Developing hierarchically layered cathode materials with high performance is key to further improving advanced lithium-ion batteries, but it is challenging to synthesize such systems with controllable shape on a large scale. We used a high-shear mixer to continuously prepare flower-like hydroxide precursors via a co-precipitation method in a continuous stirred-tank reactor (CSTR). After the lithiation reaction, hierarchical lithium transition-metal oxides with predominantly exposed electrochemically active {010} planes are produced. The electrochemical properties of these peculiar materials (i.e.

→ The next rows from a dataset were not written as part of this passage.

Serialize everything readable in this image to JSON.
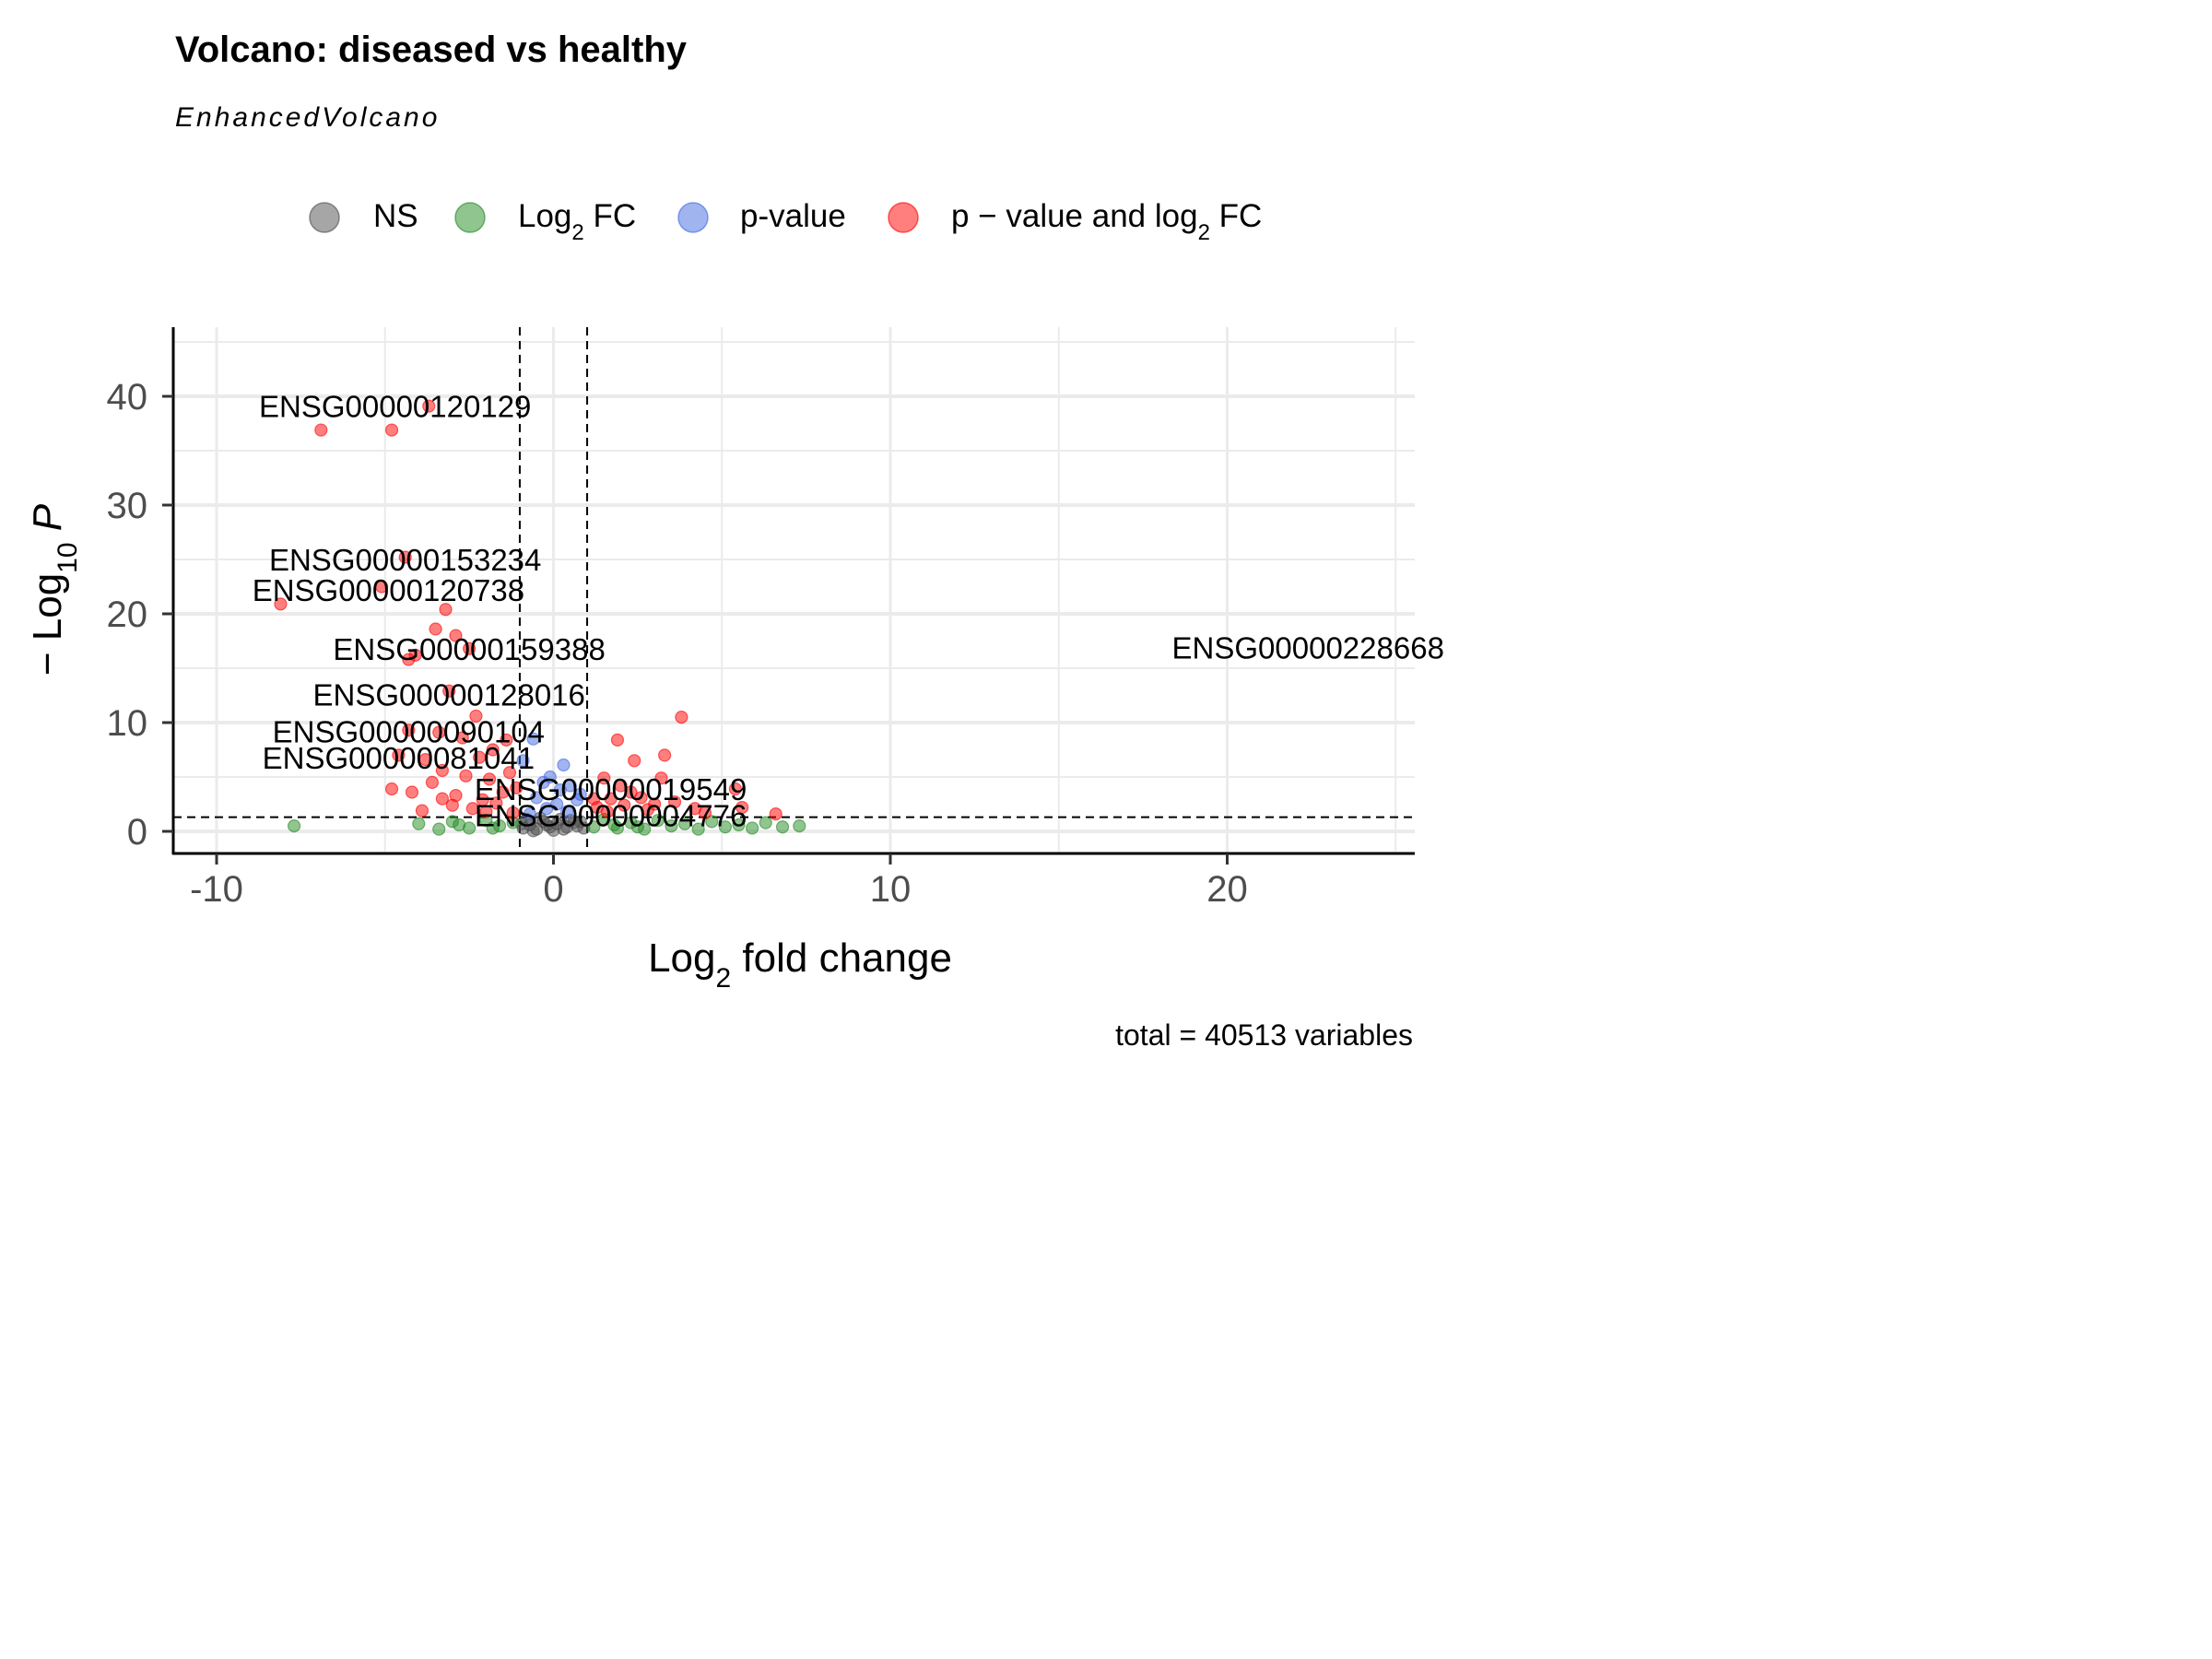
{
  "chart_data": {
    "type": "scatter",
    "title": "Volcano: diseased vs healthy",
    "subtitle": "EnhancedVolcano",
    "caption": "total = 40513 variables",
    "xlabel": "fold change",
    "xlabel_prefix": "Log",
    "xlabel_sub": "2",
    "ylabel_prefix": "− Log",
    "ylabel_sub": "10",
    "ylabel_var": "P",
    "xlim": [
      -10,
      25
    ],
    "ylim": [
      0,
      45
    ],
    "x_ticks": [
      -10,
      0,
      10,
      20
    ],
    "y_ticks": [
      0,
      10,
      20,
      30,
      40
    ],
    "x_tick_labels": [
      "-10",
      "0",
      "10",
      "20"
    ],
    "y_tick_labels": [
      "0",
      "10",
      "20",
      "30",
      "40"
    ],
    "grid": true,
    "legend_position": "top",
    "cutoffs": {
      "log2fc": [
        -1,
        1
      ],
      "neg_log10_p": 1.3
    },
    "legend": [
      {
        "key": "NS",
        "parts": [
          "NS"
        ],
        "color": "#4d4d4d"
      },
      {
        "key": "FC",
        "parts": [
          "Log",
          "2",
          " FC"
        ],
        "color": "#228b22"
      },
      {
        "key": "P",
        "parts": [
          "p-value"
        ],
        "color": "#4169e1"
      },
      {
        "key": "FC_P",
        "parts": [
          "p − value and log",
          "2",
          " FC"
        ],
        "color": "#ff0000"
      }
    ],
    "series": [
      {
        "key": "NS",
        "color": "#4d4d4d",
        "points": [
          [
            -0.9,
            0.3
          ],
          [
            -0.7,
            0.6
          ],
          [
            -0.5,
            0.2
          ],
          [
            -0.3,
            0.9
          ],
          [
            -0.1,
            0.4
          ],
          [
            0.1,
            0.7
          ],
          [
            0.3,
            0.2
          ],
          [
            0.5,
            1.0
          ],
          [
            0.7,
            0.5
          ],
          [
            0.9,
            0.3
          ],
          [
            -0.8,
            1.1
          ],
          [
            -0.4,
            1.2
          ],
          [
            0.0,
            0.1
          ],
          [
            0.2,
            1.1
          ],
          [
            0.6,
            0.8
          ],
          [
            -0.6,
            0.05
          ],
          [
            0.4,
            0.4
          ],
          [
            -0.2,
            0.6
          ],
          [
            0.8,
            0.9
          ],
          [
            -0.95,
            0.7
          ]
        ]
      },
      {
        "key": "FC",
        "color": "#228b22",
        "points": [
          [
            -7.7,
            0.5
          ],
          [
            -4.0,
            0.7
          ],
          [
            -3.4,
            0.2
          ],
          [
            -3.0,
            0.9
          ],
          [
            -2.5,
            0.3
          ],
          [
            -2.0,
            1.0
          ],
          [
            -1.6,
            0.5
          ],
          [
            -1.2,
            0.8
          ],
          [
            1.2,
            0.4
          ],
          [
            1.5,
            1.1
          ],
          [
            1.9,
            0.3
          ],
          [
            2.3,
            0.8
          ],
          [
            2.7,
            0.2
          ],
          [
            3.1,
            1.0
          ],
          [
            3.5,
            0.5
          ],
          [
            3.9,
            0.7
          ],
          [
            4.3,
            0.2
          ],
          [
            4.7,
            0.9
          ],
          [
            5.1,
            0.4
          ],
          [
            5.5,
            0.6
          ],
          [
            5.9,
            0.3
          ],
          [
            6.3,
            0.8
          ],
          [
            6.8,
            0.4
          ],
          [
            7.3,
            0.5
          ],
          [
            1.8,
            0.6
          ],
          [
            2.5,
            0.4
          ],
          [
            -2.8,
            0.6
          ],
          [
            -1.8,
            0.3
          ]
        ]
      },
      {
        "key": "P",
        "color": "#4169e1",
        "points": [
          [
            -0.6,
            8.5
          ],
          [
            0.3,
            6.1
          ],
          [
            -0.9,
            6.5
          ],
          [
            -0.3,
            4.5
          ],
          [
            0.2,
            3.8
          ],
          [
            0.5,
            4.2
          ],
          [
            -0.5,
            3.1
          ],
          [
            0.1,
            2.5
          ],
          [
            0.7,
            2.9
          ],
          [
            -0.2,
            2.1
          ],
          [
            0.4,
            1.8
          ],
          [
            -0.7,
            1.6
          ],
          [
            0.8,
            3.4
          ],
          [
            -0.1,
            5.0
          ]
        ]
      },
      {
        "key": "FC_P",
        "color": "#ff0000",
        "points": [
          [
            -6.9,
            36.9
          ],
          [
            -4.8,
            36.9
          ],
          [
            -3.7,
            39.1
          ],
          [
            -4.4,
            25.2
          ],
          [
            -5.1,
            22.5
          ],
          [
            -8.1,
            20.9
          ],
          [
            -3.2,
            20.4
          ],
          [
            -3.5,
            18.6
          ],
          [
            -2.9,
            18.0
          ],
          [
            -2.5,
            16.8
          ],
          [
            -4.1,
            16.2
          ],
          [
            -4.3,
            15.8
          ],
          [
            -3.1,
            12.9
          ],
          [
            -2.3,
            10.6
          ],
          [
            -4.3,
            9.3
          ],
          [
            -3.4,
            9.1
          ],
          [
            -2.7,
            8.6
          ],
          [
            -4.6,
            7.0
          ],
          [
            -3.8,
            6.6
          ],
          [
            -2.2,
            6.8
          ],
          [
            -1.8,
            7.5
          ],
          [
            -1.4,
            8.4
          ],
          [
            -3.3,
            5.6
          ],
          [
            -2.6,
            5.1
          ],
          [
            -1.9,
            4.8
          ],
          [
            -1.3,
            5.4
          ],
          [
            -4.8,
            3.9
          ],
          [
            -4.2,
            3.6
          ],
          [
            -3.6,
            4.5
          ],
          [
            -2.9,
            3.3
          ],
          [
            -2.1,
            2.9
          ],
          [
            -1.5,
            3.6
          ],
          [
            -3.9,
            1.9
          ],
          [
            -3.0,
            2.4
          ],
          [
            -2.4,
            2.1
          ],
          [
            -1.7,
            2.6
          ],
          [
            -1.2,
            1.7
          ],
          [
            1.3,
            2.2
          ],
          [
            1.5,
            4.9
          ],
          [
            1.7,
            3.0
          ],
          [
            1.9,
            8.4
          ],
          [
            2.1,
            2.4
          ],
          [
            2.3,
            3.6
          ],
          [
            2.4,
            6.5
          ],
          [
            2.8,
            2.0
          ],
          [
            3.2,
            4.9
          ],
          [
            3.3,
            7.0
          ],
          [
            3.6,
            2.7
          ],
          [
            3.8,
            10.5
          ],
          [
            4.2,
            2.1
          ],
          [
            5.4,
            3.9
          ],
          [
            5.6,
            2.2
          ],
          [
            6.6,
            1.6
          ],
          [
            1.2,
            3.0
          ],
          [
            1.6,
            1.8
          ],
          [
            2.0,
            4.2
          ],
          [
            2.6,
            3.1
          ],
          [
            3.0,
            2.5
          ],
          [
            4.5,
            1.7
          ],
          [
            -1.1,
            4.0
          ],
          [
            -2.0,
            1.8
          ],
          [
            -3.3,
            3.0
          ]
        ]
      }
    ],
    "labels": [
      {
        "text": "ENSG00000120129",
        "x": -4.7,
        "y": 39.1
      },
      {
        "text": "ENSG00000153234",
        "x": -4.4,
        "y": 25.0
      },
      {
        "text": "ENSG00000120738",
        "x": -4.9,
        "y": 22.2
      },
      {
        "text": "ENSG00000159388",
        "x": -2.5,
        "y": 16.8
      },
      {
        "text": "ENSG00000128016",
        "x": -3.1,
        "y": 12.6
      },
      {
        "text": "ENSG00000090104",
        "x": -4.3,
        "y": 9.2
      },
      {
        "text": "ENSG00000081041",
        "x": -4.6,
        "y": 6.8
      },
      {
        "text": "ENSG00000019549",
        "x": 1.7,
        "y": 3.9
      },
      {
        "text": "ENSG00000004776",
        "x": 1.7,
        "y": 1.5
      },
      {
        "text": "ENSG00000228668",
        "x": 22.4,
        "y": 16.9
      }
    ]
  }
}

LiNi1/3Co1/3Mn1/3O2, LiNi0.6Co0.2Mn0.2O2 and Li1.2Ni0.2Mn0.6O2) are demonstrated to be excellent. Particularly, LiNi1/3Co1/3Mn1/3O2 exhibits a durable high-rate capability with a capacity retention of 98.2% after 500 cycles at 20C between 2.7 and 4.3 V. This work provides a new technology to fabricate two-dimensional nanoarchitectured electrode materials. Moreover, the outstanding electrochemical properties of this hierarchically structured cathode material in combination with the scalable method make it highly interesting for commercialization.